Takahashi's latest-generation refractor is the new FSQ-106. With this unique instrument, Takahashi enters the Third Millenium on the cutting edge of lens technology. The FSQ employs 4 lenses, including 2 fluorite elements, to create a 4" f/5 masterpiece. The objective consists of an FS-style air-spaced doublet while a Petzval field-flattener is built into the rear cell of the telescope. The correcting lenses are almost as large as those of the objective providing an incredible 88mm image circle on film at f/5. This telescope is the first instrument of its type designed for the amateur astrophotographer. It yields stunning flat-field sharpness to the edge with perfect color correction. It is truly a plan-apochromatic astrograph.
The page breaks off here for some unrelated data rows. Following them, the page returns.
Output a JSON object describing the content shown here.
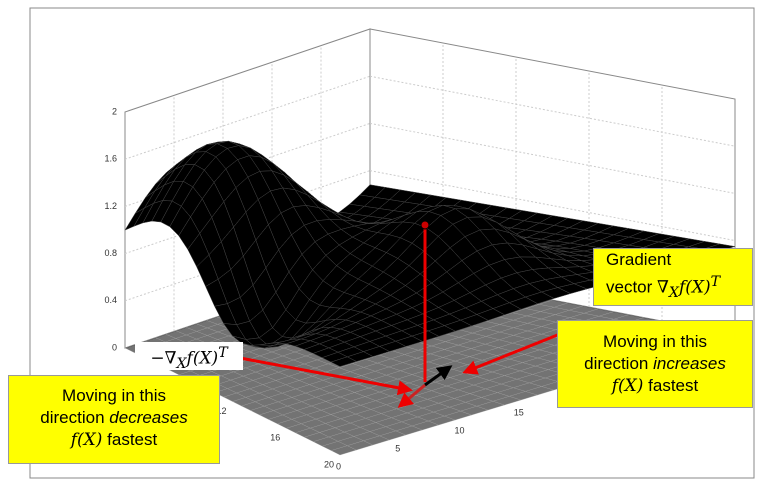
{
  "z_axis": {
    "ticks": [
      "0",
      "0.4",
      "0.8",
      "1.2",
      "1.6",
      "2"
    ]
  },
  "x_axis": {
    "ticks": [
      "12",
      "16",
      "20"
    ]
  },
  "y_axis": {
    "ticks": [
      "0",
      "5",
      "10",
      "15",
      "20"
    ]
  },
  "annotations": {
    "gradient": {
      "line1": "Gradient",
      "line2": "vector",
      "symbol": "∇",
      "subscript": "X",
      "function": "f(X)",
      "superscript": "T"
    },
    "negative_gradient": {
      "sign": "−",
      "symbol": "∇",
      "subscript": "X",
      "function": "f(X)",
      "superscript": "T"
    },
    "increase": {
      "line1": "Moving in this",
      "line2": "direction",
      "emphasis": "increases",
      "function": "f(X)",
      "suffix": "fastest"
    },
    "decrease": {
      "line1": "Moving in this",
      "line2": "direction",
      "emphasis": "decreases",
      "function": "f(X)",
      "suffix": "fastest"
    }
  }
}
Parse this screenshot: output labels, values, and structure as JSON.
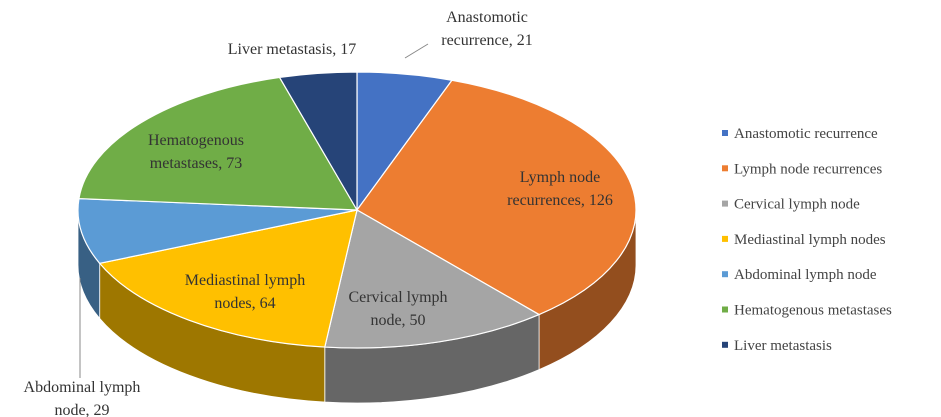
{
  "chart_data": {
    "type": "pie",
    "categories": [
      "Anastomotic recurrence",
      "Lymph node recurrences",
      "Cervical lymph node",
      "Mediastinal lymph nodes",
      "Abdominal lymph node",
      "Hematogenous metastases",
      "Liver metastasis"
    ],
    "values": [
      21,
      126,
      50,
      64,
      29,
      73,
      17
    ],
    "value_labels": [
      "Anastomotic recurrence, 21",
      "Lymph node recurrences, 126",
      "Cervical lymph node, 50",
      "Mediastinal lymph nodes, 64",
      "Abdominal lymph node, 29",
      "Hematogenous metastases, 73",
      "Liver metastasis, 17"
    ],
    "colors": [
      "#4472c4",
      "#ed7d31",
      "#a5a5a5",
      "#ffc000",
      "#5b9bd5",
      "#70ad47",
      "#264478"
    ],
    "legend": "right"
  }
}
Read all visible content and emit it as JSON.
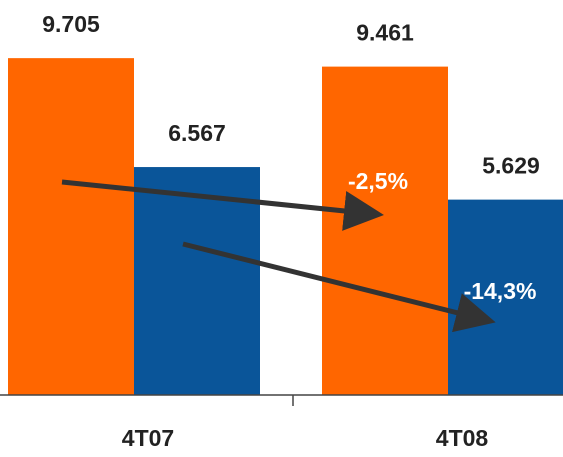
{
  "chart_data": {
    "type": "bar",
    "categories": [
      "4T07",
      "4T08"
    ],
    "series": [
      {
        "color": "#ff6600",
        "values": [
          9705,
          9461
        ],
        "value_labels": [
          "9.705",
          "9.461"
        ]
      },
      {
        "color": "#0a5599",
        "values": [
          6567,
          5629
        ],
        "value_labels": [
          "6.567",
          "5.629"
        ]
      }
    ],
    "ylim": [
      0,
      11380
    ],
    "annotations": [
      "-2,5%",
      "-14,3%"
    ]
  }
}
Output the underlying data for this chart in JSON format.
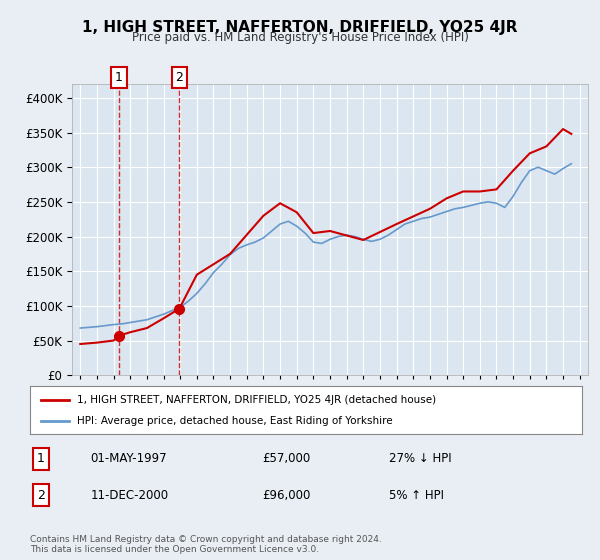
{
  "title": "1, HIGH STREET, NAFFERTON, DRIFFIELD, YO25 4JR",
  "subtitle": "Price paid vs. HM Land Registry's House Price Index (HPI)",
  "legend_label_red": "1, HIGH STREET, NAFFERTON, DRIFFIELD, YO25 4JR (detached house)",
  "legend_label_blue": "HPI: Average price, detached house, East Riding of Yorkshire",
  "footer": "Contains HM Land Registry data © Crown copyright and database right 2024.\nThis data is licensed under the Open Government Licence v3.0.",
  "transactions": [
    {
      "num": 1,
      "date": "01-MAY-1997",
      "price": 57000,
      "hpi_rel": "27% ↓ HPI",
      "year": 1997.33
    },
    {
      "num": 2,
      "date": "11-DEC-2000",
      "price": 96000,
      "hpi_rel": "5% ↑ HPI",
      "year": 2000.95
    }
  ],
  "hpi_data": {
    "years": [
      1995,
      1995.5,
      1996,
      1996.5,
      1997,
      1997.5,
      1998,
      1998.5,
      1999,
      1999.5,
      2000,
      2000.5,
      2001,
      2001.5,
      2002,
      2002.5,
      2003,
      2003.5,
      2004,
      2004.5,
      2005,
      2005.5,
      2006,
      2006.5,
      2007,
      2007.5,
      2008,
      2008.5,
      2009,
      2009.5,
      2010,
      2010.5,
      2011,
      2011.5,
      2012,
      2012.5,
      2013,
      2013.5,
      2014,
      2014.5,
      2015,
      2015.5,
      2016,
      2016.5,
      2017,
      2017.5,
      2018,
      2018.5,
      2019,
      2019.5,
      2020,
      2020.5,
      2021,
      2021.5,
      2022,
      2022.5,
      2023,
      2023.5,
      2024,
      2024.5
    ],
    "values": [
      68000,
      69000,
      70000,
      71500,
      73000,
      74000,
      76000,
      78000,
      80000,
      84000,
      88000,
      93000,
      98000,
      107000,
      118000,
      132000,
      148000,
      160000,
      174000,
      183000,
      188000,
      192000,
      198000,
      208000,
      218000,
      222000,
      215000,
      205000,
      192000,
      190000,
      196000,
      200000,
      202000,
      200000,
      196000,
      193000,
      196000,
      202000,
      210000,
      218000,
      222000,
      226000,
      228000,
      232000,
      236000,
      240000,
      242000,
      245000,
      248000,
      250000,
      248000,
      242000,
      258000,
      278000,
      295000,
      300000,
      295000,
      290000,
      298000,
      305000
    ]
  },
  "price_paid_data": {
    "years": [
      1995,
      1996,
      1997,
      1997.33,
      1998,
      1999,
      2000,
      2000.95,
      2002,
      2004,
      2006,
      2007,
      2008,
      2009,
      2010,
      2012,
      2014,
      2016,
      2017,
      2018,
      2019,
      2020,
      2021,
      2022,
      2023,
      2024,
      2024.5
    ],
    "values": [
      45000,
      47000,
      50000,
      57000,
      62000,
      68000,
      82000,
      96000,
      145000,
      175000,
      230000,
      248000,
      235000,
      205000,
      208000,
      195000,
      218000,
      240000,
      255000,
      265000,
      265000,
      268000,
      295000,
      320000,
      330000,
      355000,
      348000
    ]
  },
  "ylim": [
    0,
    420000
  ],
  "xlim": [
    1994.5,
    2025.5
  ],
  "yticks": [
    0,
    50000,
    100000,
    150000,
    200000,
    250000,
    300000,
    350000,
    400000
  ],
  "xticks": [
    1995,
    1996,
    1997,
    1998,
    1999,
    2000,
    2001,
    2002,
    2003,
    2004,
    2005,
    2006,
    2007,
    2008,
    2009,
    2010,
    2011,
    2012,
    2013,
    2014,
    2015,
    2016,
    2017,
    2018,
    2019,
    2020,
    2021,
    2022,
    2023,
    2024,
    2025
  ],
  "background_color": "#e8eef4",
  "plot_bg_color": "#dce6f0",
  "red_color": "#cc0000",
  "blue_color": "#6699cc",
  "grid_color": "#ffffff",
  "marker_box_color": "#cc0000"
}
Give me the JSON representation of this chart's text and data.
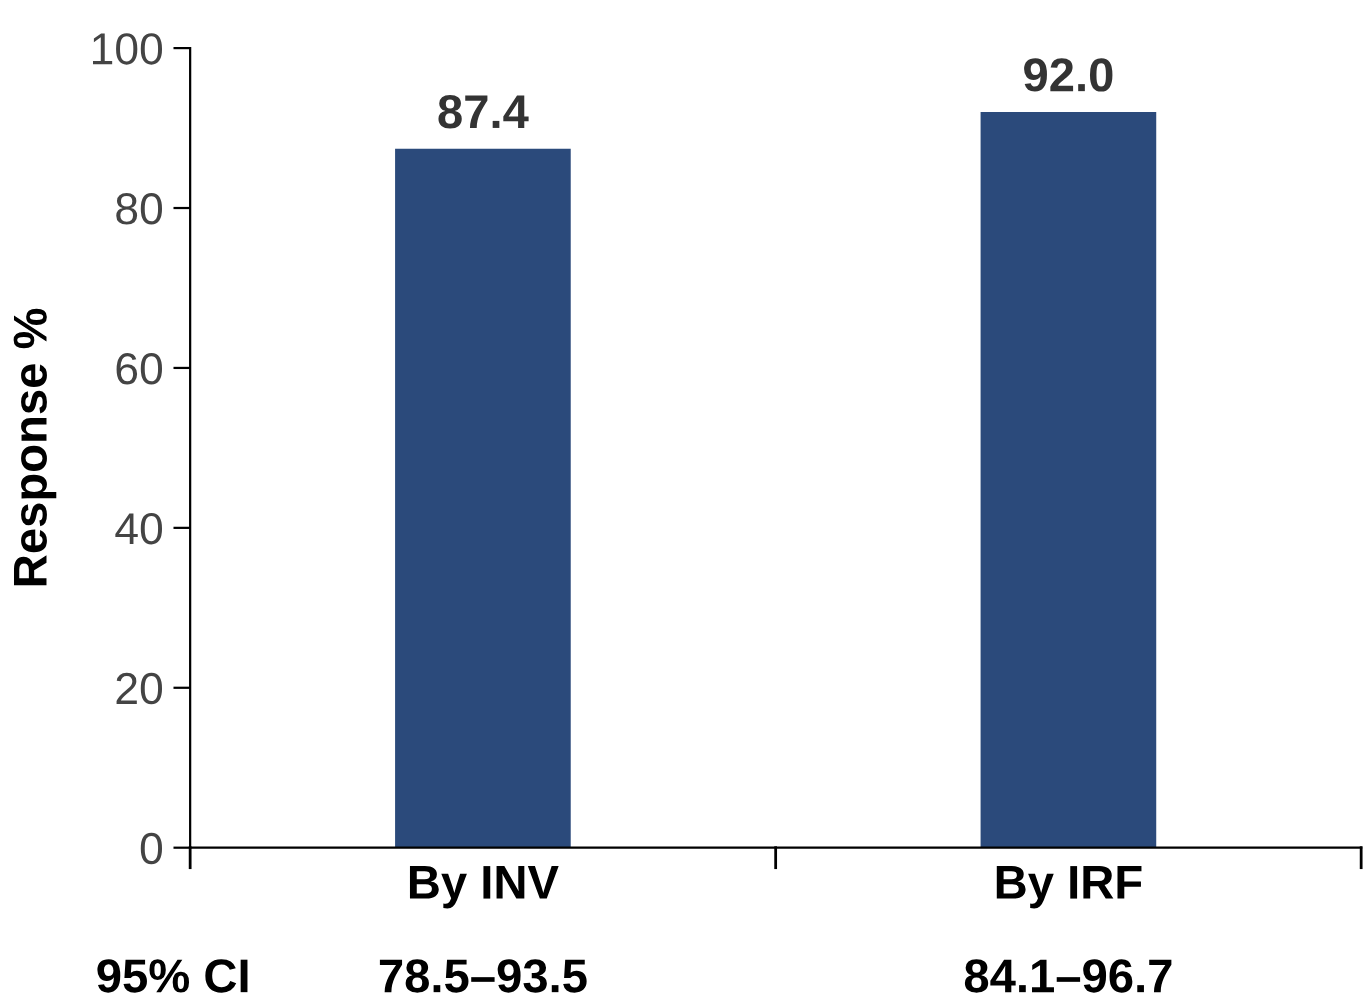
{
  "chart_data": {
    "type": "bar",
    "ylabel": "Response %",
    "categories": [
      "By INV",
      "By IRF"
    ],
    "values": [
      87.4,
      92.0
    ],
    "value_labels": [
      "87.4",
      "92.0"
    ],
    "color": "#2b4a7b",
    "ylim": [
      0,
      100
    ],
    "yticks": [
      0,
      20,
      40,
      60,
      80,
      100
    ],
    "grid": false,
    "annotations": [
      "95% CI",
      "78.5–93.5",
      "84.1–96.7"
    ]
  }
}
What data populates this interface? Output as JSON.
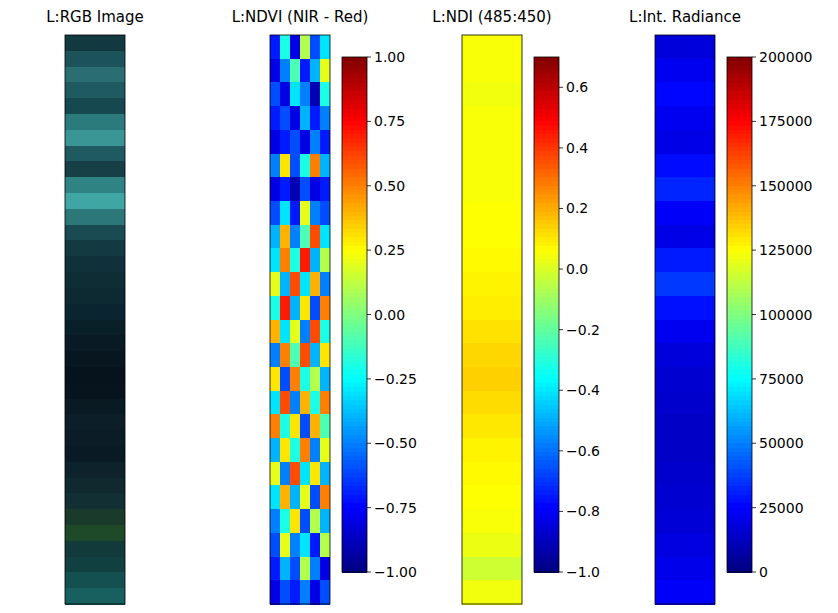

If you seek optical and mechanical perfection in a truly modern telescope, look no further. Takahashi is the answer. Other telescope manufacturers may claim that ED (Extra-low Dispersion) glass is the equivalent of fluorite or that their older designs will work as well. Unfortunately, they are not being honest. While ED and fluoro-crown lenses can achieve Abbe-coefficients approaching fluorite, they tend to absorb more light in the visible spectrum. This means that fluorite yields a brighter, higher contrast image. Leica, Zeiss, and Kowa have all gone to fluorite in their spotting scopes and telescopes to achieve the maximum performance levels their customers demand. Most of them previously used ED glass. Obviously, they know the difference between fluorite and ED. You will too. Takahashi pioneered the use of fluorite in astronomical telescopes and they are still the leader. Accept no substitute. Get the fluorite advantage. Get Takahashi!